One hundred seconds to decide
About one property my inbox every day as a potential investment. That is, one property a day is in the range of right geography, building type, size, condition and price point.
I screen quickly so I don't waste my time.
I have a two-step filter. The first coarse-grain filter takes fifteen seconds. The second medium-grain filter takes one hundred seconds. I've timed it. I'm serious.
The coarse-grain filter
I take the total annual current rent and divide it by the total asking price.
I know the ratio for each of my three preferred geographies. Take this listing:
The fifteen second calculation is ($9,600 x 12) / $3,200,000 = 3.6%. Done. That's a pretty middle of the pack number for this particular area and multifamily. I also know the CAP rate is going to be horrible. How? These are gross rents on an almost immaculate property. There's not much upside I can see.
I pass. Fifteen seconds and I'm done.
The medium-grain filter
My medium grain filter is the back-of-the-envelope calculation. I build a year-two crude P&L and cash flow. Can it be done in one hundred seconds? Yes, absolutely. But it does require a little practice.
I said year-two because I'm trying to figure what stabilized cash flows might look like.

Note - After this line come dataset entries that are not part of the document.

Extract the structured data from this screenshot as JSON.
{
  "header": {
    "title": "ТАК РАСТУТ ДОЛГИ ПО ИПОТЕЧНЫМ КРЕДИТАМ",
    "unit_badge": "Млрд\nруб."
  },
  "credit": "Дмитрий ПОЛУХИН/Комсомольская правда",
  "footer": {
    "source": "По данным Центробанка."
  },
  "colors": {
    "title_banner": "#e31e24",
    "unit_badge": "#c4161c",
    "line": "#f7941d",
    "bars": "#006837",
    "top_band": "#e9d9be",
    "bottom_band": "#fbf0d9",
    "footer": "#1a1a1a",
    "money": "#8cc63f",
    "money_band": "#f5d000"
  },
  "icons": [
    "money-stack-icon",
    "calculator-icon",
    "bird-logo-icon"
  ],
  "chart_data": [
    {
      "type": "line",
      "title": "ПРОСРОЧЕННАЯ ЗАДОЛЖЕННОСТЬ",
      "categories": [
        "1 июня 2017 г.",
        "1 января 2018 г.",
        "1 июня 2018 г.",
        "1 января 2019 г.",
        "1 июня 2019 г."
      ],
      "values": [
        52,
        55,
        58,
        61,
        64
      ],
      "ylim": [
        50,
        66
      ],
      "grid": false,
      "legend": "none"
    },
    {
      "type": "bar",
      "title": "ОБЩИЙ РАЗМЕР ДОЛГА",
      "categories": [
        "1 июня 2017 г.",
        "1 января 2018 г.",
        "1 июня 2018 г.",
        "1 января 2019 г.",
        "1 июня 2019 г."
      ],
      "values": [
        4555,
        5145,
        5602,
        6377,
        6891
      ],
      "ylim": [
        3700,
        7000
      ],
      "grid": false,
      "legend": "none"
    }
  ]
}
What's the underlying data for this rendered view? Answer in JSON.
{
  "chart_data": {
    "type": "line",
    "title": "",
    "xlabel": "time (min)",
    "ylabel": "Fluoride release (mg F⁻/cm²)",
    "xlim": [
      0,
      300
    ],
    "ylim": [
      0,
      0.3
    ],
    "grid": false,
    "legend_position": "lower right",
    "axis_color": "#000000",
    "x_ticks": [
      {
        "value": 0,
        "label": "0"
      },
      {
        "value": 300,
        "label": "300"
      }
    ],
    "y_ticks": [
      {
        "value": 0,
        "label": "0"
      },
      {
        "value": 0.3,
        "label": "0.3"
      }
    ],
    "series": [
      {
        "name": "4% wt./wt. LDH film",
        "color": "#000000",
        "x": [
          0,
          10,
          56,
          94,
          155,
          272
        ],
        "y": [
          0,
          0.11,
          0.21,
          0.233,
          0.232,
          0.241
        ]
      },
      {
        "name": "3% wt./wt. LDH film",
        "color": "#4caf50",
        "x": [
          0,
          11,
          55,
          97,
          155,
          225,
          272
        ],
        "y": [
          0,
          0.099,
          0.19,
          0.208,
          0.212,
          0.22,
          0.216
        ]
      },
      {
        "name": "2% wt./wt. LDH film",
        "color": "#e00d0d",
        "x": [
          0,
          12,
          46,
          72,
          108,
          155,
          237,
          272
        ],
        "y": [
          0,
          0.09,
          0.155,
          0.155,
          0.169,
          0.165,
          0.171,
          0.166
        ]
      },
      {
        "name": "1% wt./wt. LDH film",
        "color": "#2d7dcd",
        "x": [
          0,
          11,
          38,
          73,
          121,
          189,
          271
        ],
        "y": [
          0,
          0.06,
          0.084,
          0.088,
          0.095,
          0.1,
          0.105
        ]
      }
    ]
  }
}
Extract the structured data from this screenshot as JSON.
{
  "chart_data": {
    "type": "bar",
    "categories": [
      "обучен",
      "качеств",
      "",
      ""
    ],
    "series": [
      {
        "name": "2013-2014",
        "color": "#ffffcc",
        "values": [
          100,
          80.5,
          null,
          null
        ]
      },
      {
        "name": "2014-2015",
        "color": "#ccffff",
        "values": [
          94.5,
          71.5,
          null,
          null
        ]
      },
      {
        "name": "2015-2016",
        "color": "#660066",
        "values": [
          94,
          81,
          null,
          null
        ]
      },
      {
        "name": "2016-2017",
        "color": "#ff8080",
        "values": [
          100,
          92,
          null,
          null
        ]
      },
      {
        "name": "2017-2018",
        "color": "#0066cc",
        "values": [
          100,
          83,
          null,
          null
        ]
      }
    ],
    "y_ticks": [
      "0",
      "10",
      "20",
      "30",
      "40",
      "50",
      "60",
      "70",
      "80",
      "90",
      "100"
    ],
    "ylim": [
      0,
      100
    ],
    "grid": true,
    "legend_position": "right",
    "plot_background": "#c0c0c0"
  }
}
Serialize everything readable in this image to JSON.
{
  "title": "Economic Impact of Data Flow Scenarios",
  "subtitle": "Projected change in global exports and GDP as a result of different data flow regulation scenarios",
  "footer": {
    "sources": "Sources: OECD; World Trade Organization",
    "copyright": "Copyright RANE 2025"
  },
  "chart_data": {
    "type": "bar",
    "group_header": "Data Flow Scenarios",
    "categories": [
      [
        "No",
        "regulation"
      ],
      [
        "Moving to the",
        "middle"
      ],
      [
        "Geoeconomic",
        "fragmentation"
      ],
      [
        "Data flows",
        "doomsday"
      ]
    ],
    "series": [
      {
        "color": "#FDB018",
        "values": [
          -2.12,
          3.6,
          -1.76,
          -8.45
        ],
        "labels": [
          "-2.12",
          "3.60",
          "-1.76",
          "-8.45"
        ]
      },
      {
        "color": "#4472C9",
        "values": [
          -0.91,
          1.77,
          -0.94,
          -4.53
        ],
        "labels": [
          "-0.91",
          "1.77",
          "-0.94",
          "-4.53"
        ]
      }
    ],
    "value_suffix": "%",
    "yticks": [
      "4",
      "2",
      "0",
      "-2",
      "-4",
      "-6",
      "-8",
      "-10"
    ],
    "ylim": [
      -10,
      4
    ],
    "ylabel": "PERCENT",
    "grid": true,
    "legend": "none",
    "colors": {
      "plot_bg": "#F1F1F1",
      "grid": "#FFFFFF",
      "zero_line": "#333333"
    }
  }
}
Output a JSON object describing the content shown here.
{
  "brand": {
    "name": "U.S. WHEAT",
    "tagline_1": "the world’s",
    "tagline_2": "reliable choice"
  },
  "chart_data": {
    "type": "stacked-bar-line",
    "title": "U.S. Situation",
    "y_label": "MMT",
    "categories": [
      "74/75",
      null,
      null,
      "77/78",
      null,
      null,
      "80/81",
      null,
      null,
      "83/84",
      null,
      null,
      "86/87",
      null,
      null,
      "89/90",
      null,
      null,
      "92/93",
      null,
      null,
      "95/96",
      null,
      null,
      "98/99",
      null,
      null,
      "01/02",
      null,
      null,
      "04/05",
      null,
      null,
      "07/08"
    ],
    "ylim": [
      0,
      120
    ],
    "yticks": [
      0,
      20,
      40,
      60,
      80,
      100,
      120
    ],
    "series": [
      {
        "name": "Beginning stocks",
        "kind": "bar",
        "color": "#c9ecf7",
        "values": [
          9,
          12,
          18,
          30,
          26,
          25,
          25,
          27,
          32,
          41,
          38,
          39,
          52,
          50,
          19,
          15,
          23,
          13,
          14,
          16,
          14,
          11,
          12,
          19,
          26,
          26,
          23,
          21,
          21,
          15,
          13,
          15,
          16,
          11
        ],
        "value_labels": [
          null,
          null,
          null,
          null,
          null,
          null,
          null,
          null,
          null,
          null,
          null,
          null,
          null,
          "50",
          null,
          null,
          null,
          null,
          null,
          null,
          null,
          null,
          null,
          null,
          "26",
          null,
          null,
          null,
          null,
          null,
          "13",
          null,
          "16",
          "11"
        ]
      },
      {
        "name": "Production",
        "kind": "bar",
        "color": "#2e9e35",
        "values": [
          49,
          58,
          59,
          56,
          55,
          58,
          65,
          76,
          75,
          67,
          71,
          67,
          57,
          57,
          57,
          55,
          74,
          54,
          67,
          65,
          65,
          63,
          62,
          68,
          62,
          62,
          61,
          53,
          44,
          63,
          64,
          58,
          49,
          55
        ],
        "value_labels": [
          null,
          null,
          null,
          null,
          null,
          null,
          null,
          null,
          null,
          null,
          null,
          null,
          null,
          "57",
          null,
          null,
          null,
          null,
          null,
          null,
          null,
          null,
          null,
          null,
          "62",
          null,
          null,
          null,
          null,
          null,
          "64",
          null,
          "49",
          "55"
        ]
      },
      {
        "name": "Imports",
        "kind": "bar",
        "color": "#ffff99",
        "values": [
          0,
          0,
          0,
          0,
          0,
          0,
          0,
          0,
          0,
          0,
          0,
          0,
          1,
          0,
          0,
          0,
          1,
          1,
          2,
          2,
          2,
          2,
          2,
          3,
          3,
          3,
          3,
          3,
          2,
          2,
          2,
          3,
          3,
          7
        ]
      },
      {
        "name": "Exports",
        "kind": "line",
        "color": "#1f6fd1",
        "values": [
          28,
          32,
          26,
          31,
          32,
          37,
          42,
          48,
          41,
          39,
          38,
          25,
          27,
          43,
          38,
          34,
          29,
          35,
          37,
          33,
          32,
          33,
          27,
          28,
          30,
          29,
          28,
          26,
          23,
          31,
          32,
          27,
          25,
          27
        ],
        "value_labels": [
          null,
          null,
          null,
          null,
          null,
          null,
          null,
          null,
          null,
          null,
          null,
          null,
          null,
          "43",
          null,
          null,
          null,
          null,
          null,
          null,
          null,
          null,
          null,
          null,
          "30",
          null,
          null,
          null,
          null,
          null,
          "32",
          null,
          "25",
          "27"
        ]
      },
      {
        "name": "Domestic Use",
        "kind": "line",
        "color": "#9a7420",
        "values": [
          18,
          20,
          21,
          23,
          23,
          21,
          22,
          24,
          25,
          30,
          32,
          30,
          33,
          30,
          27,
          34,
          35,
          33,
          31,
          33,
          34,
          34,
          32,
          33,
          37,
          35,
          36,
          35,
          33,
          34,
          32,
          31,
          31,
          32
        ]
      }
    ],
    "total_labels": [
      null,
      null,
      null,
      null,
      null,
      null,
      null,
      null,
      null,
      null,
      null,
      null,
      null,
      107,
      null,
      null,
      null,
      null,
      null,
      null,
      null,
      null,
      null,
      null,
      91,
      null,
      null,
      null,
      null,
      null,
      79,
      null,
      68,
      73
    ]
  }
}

This listing recently hit my inbox:
Five residential units and a storefront in an area I've had my eye on. Here's the literal back-of-the-envelope calculation I did:
Cash-on-cash return of 12% ($38.5K / $340 down payment) is great. The return on equity (percentage profit before taxes, depreciation, principal payments) of 20% is also strong.
A few tips I use:
- I try not to get too precise, nor to be too aggressive or conservative. I round to the nearest $500.
- I know lending rates because I chat to several loan officers regularly. I already confirmed with one that they would lend to me 80% of the value (20% down).
- On a 30 year amortization, the principal is about two-thirds the amount of the interest in year two.
- I estimate insurance at $1 per sq. ft. per year if a number isn't given in the listing. The listing shows $4,000, using my heuristic $4,700.
- If I think a unit is under market rent, I use a rent-per-bedroom-per-month specific to the area I'm looking at. In this case about $800 per bedroom.
- I have a standard percentage for property management because I work with only one company. For me it is 3.5%.
- I estimate annual maintenance as 0.1% of the purchase price for a well-maintained building, and 0.3% for an okay-ish one. This property is middle-of-the-road at first glance.
That's it. From just a few numbers I can build a crude, stabilized view of the numbers that matter to me: return-on-equity, cash-on-cash return, CAP rate. (See below if you want more details on what these are).
Upshot: I'm very interested in this building. Time to go and see it. And here it is:
The fine-grain filter
My fine-grain filter is a five year projected P&L and cash flow. It still only takes a few minutes. This is where I check my numbers to the nearest $100 for each line item. I then figure out my offer price based on the returns and cash flow I need. I also factor in increases for rents, property taxes, utilities and so on.
For this property, the numbers came down slightly but not by much:
Overall, I like the look of this investment. It works for my criteria.